In the years that followed, her team’s list of tear donors has expanded to include other reptiles such as turtles and tortoises, as well as hawks, parrots, owls and other birds. (Dr. Oriá and her colleagues have also added mammals like humans, dogs and horses for the sake of comparison.)
Across animals, the collection process is mostly the same: During a routine veterinary exam, a human researcher will gently restrain the creature, wait for it to relax and then dab carefully at its eye with a strip of absorptive paper.
This isn’t always easy. Researchers must take extra care to be gentle with the animals, which don’t always shed as many tears as they would like. Some species are even fussier at eye exams than people are. Macaws apparently “hate to be restrained after lunch,” Dr. Oriá said.
But the entire process comes down to what’s best for the patients. Whatever tears they’re willing to offer, Dr. Oriá said, “we respect that, even if it is only a tiny amount.”
The trouble doesn’t end with collection. One of her group’s recent projects involved shipping the tears of more than 100 caimans from Brazil to a collaborator’s lab at the University of California, Davis. Perplexed by its contents, customs agents delayed the package in transit. The samples degraded at room temperature, and Dr. Oriá and her team had to start the collection process over. Things worked out better the second time, she said.
It still isn’t totally clear what’s responsible for the staying power of caiman tears. But Dr. Oriá’s team has gleaned a few hints from the crystal patterns that the liquids leave behind after they dry, each as unique as a snowflake. These patterns, when visualized under a microscope, can differ vastly among species.
“It is one of the most beautiful things that you can see,” Dr. Oriá said.
Dried caiman tears, she added, form thicker lattices than those from some other animals, possibly making them more stable.
By and large, though, the chemical recipe for tears, which include a slurry of water, fats, proteins and charged minerals such as sodium, seems to be pretty similar across various species. The few variations that exist seem to track with habitat, the researchers found. Animals that spent most of their time on land, for instance, had more proteins in their tears than their seafaring counterparts, but they also had less urea — a molecular waste product that’s also found in urine.
Dr. Oriá’s team also previously found chemical similarities among dog, horse and human tears, all of which seem to flow quite freely. That might be a mammal thing, Dr. Oriá said. But perhaps domestication, which prompted a big shift in scenery for these previously wild animals, tamed their tears, too.

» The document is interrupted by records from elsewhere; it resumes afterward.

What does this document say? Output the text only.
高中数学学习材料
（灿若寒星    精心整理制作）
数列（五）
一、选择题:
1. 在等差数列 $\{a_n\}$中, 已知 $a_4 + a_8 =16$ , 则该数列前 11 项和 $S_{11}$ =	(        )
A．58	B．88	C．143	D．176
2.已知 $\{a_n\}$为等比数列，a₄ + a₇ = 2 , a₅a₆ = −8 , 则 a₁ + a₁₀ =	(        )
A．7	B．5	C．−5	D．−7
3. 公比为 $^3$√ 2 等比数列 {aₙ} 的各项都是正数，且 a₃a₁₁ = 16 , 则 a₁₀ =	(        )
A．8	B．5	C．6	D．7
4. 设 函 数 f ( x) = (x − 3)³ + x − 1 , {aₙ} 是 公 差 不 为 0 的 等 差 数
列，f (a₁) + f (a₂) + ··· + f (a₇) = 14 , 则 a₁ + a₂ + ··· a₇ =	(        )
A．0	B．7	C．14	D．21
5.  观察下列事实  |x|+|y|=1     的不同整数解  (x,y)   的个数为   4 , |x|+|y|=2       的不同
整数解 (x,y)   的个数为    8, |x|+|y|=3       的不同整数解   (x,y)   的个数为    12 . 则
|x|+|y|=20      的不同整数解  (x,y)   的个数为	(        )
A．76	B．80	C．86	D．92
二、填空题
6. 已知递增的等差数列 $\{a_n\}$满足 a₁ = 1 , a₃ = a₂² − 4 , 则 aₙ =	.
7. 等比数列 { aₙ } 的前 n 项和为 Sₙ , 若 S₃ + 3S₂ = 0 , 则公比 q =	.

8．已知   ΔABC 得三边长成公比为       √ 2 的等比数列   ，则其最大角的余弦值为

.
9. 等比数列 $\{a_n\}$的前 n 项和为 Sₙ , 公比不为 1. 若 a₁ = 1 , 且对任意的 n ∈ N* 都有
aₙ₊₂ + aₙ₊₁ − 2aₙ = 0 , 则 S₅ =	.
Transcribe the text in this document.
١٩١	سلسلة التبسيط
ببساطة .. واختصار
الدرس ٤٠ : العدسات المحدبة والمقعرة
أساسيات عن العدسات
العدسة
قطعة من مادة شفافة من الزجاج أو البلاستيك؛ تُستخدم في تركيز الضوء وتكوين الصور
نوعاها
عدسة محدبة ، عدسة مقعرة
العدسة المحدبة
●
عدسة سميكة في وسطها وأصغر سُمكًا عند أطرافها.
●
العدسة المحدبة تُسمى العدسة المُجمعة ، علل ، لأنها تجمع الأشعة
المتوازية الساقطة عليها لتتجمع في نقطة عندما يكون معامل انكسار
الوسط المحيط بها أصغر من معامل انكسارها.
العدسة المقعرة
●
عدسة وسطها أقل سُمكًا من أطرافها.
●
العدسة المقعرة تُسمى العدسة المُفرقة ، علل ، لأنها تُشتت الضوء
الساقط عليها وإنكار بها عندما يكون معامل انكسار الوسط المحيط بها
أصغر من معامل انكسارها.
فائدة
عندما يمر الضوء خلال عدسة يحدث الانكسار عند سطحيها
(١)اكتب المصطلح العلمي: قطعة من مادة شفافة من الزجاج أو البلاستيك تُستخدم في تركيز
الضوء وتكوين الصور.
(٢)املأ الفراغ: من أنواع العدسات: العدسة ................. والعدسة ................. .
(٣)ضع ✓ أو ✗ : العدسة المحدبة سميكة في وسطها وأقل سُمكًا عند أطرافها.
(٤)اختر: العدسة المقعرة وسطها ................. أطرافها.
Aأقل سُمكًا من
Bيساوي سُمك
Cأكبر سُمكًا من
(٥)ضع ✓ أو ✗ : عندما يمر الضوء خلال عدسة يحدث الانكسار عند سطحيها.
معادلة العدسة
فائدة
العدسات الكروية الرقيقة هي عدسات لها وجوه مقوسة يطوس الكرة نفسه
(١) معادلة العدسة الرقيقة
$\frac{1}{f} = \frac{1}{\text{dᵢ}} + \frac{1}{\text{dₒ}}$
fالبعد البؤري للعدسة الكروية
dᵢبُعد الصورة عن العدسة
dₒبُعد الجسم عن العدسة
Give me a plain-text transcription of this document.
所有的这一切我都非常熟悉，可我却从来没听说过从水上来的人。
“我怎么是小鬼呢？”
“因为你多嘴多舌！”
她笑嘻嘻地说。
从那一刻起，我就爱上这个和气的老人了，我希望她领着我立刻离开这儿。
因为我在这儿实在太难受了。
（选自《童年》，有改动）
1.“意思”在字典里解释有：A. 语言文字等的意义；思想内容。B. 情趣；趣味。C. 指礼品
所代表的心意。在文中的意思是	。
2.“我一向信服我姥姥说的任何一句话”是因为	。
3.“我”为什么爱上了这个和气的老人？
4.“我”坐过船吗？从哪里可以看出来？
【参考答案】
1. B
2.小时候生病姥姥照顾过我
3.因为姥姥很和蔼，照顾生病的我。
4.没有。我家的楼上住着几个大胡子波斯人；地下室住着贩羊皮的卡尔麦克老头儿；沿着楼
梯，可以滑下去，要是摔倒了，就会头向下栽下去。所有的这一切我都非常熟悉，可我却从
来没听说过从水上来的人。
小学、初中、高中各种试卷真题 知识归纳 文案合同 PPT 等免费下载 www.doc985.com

That an animal’s surroundings heavily influence the composition of tears, which are constantly exposed to the outside world, “makes a lot of sense,” Dr. Echeverri said. “Most of our other liquids are waste that we get rid of, or internal. Tears have to deal with the environment from moment to moment.” (But tears aren’t universal, Dr. Echeverri noted. Invertebrates, which have very different body plans, have had to concoct tear-free methods of keeping their eyes clean. Some spiders, for instance, use bristlelike hairs on their legs to brush away dust and debris.)
Some of the weirdest tears out there, Dr. Oriá said, come from loggerhead sea turtles, whose eyes secrete fluids so viscous they are practically sap — and impossible to collect with the supplies she and her students typically use to sop up specimens.
“We tried paper strips, we tried micropipettes, nothing,” she said. “The mucus stuck in everything.”
They finally worked out a method of sucking up the sludge with a superstrong syringe.
Dr. Thomasy suspects the tears’ texture helps them stick to the eyeballs of loggerhead sea turtles, even when they’re underwater. On land, though, it makes for quite the spectacle. “I would guess it would look like the worst snot you’ve ever seen,” she said.
But Dr. Oriá doesn’t mind the turtle gloop.
“It’s fun, it’s like an adventure,” she said. “I forget all my problems when I am dealing with these animals.”